Por un lado, la indeleble imagen de una foto del “Tío Fercho”, barbado, leyendo “enciclopédicamente” con anteojos de montura tan negra como gruesa, arrellanado sobre sus espontáneas maneras, tan entradoras como encantadoras ─inmejorable conversador diría la Tía Mercedes─; por el otro, la persistente nostalgia, traída a lomo de bestia mientras transitaba, a sus escasos cuatro años, el camino de herradura que conducía a la finca de la siempre bien mentada abuelita Ema, el cálido brío insuflado por ciertos aromas de viejo fogón, por el tono oscuro de la leña vuelta tizne a fuerza del fuego que sustentaba el hogar campesino, donde tuvo origen, en parte, la buena costumbre de narrar historias para amenizar las meriendas. Debemos referir entonces que hace dos meses a William algo extraño le sucedió. 

«Solo un elemento inamovible invade mi mente, el mundo con sus formas, sonidos y olores apabullándome. Lo demás parece ser una impresión indecisa en cada uno de mis sentidos, yendo y viniendo, zumbando en mis oídos, trepidando ante mis ojos, penetrando en mi olfato y estimulando amargamente mi lengua. “¿Cómo se llama?”… “¡Sufrió otra convulsión!”… “No le dolerá”… “Seré tu compañía permanente”… “!También te amo!”… “Te visitaremos”… “Pidámosle a Dios”». 

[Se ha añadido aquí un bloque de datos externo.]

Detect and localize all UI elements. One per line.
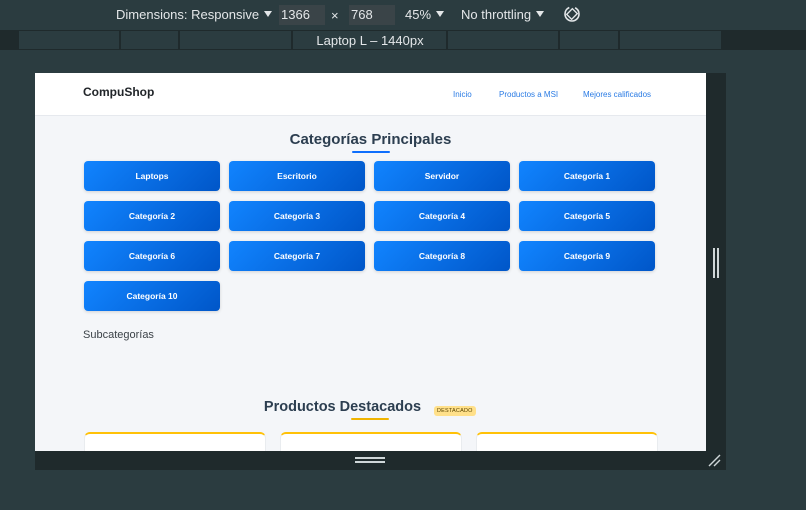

«Con la fatal y real posibilidad del hecho, el mundo, con ese ejército de seres afectuosos, también fue una avalancha para mi existencia: amistades, familia, vecinos, mascotas y gente desconocida. Otra vida irrumpió con cierta violencia para alternar con aquella realidad que aún se

resiste a desaparecer. Desde una distancia inmensurable me llegan las palabras inseguras pero sabedoras de un argentino conocido. Es Jorge Luis Borges quien me habla al oído. Me dice que en alguna selénica noche de 1939, mientras sonaba una festiva milonga, una caravana de llovidos hombres hizo presencia. Ni el tumulto, ni el bullicio, ni esa luz carmesí que parecía bañar en sangre a los presentes impidió que aquel fulano me reconociera. Me buscó la cara, me escupió con su mirada y sin bacilar un segundo sacó un cuchillo “mataganado” e interponiendo una palabrota entre su humanidad y la mía me dio a entender que me había llegado la hora, que de esta sí que no me escapaba. Yo, sin arma alguna, con el corazón y la respiración huracanados le pedí al Dios eterno una salida de aquel acorralamiento. De pronto, un hombre de ojos desquiciados me tendió su mano con una daga tramontina en ella; un brillo metálico fue lumbre para mi coraje, y entonces, reí con espanto en mi sonrisa.»  

William y el otro salieron. En ninguno había esperanza, tampoco miedo. Empuñaron con firme destreza aquellos filosos hierros con la mano derecha; con la otra apretaron el crucifijo pendido en los desnudos pechos. Sin temor, entonces, se abalanzaron entre sí. Finalmente uno de los dos se vería obligado a imprimir en el cuerpo del otro las profundas marcas de la muerte.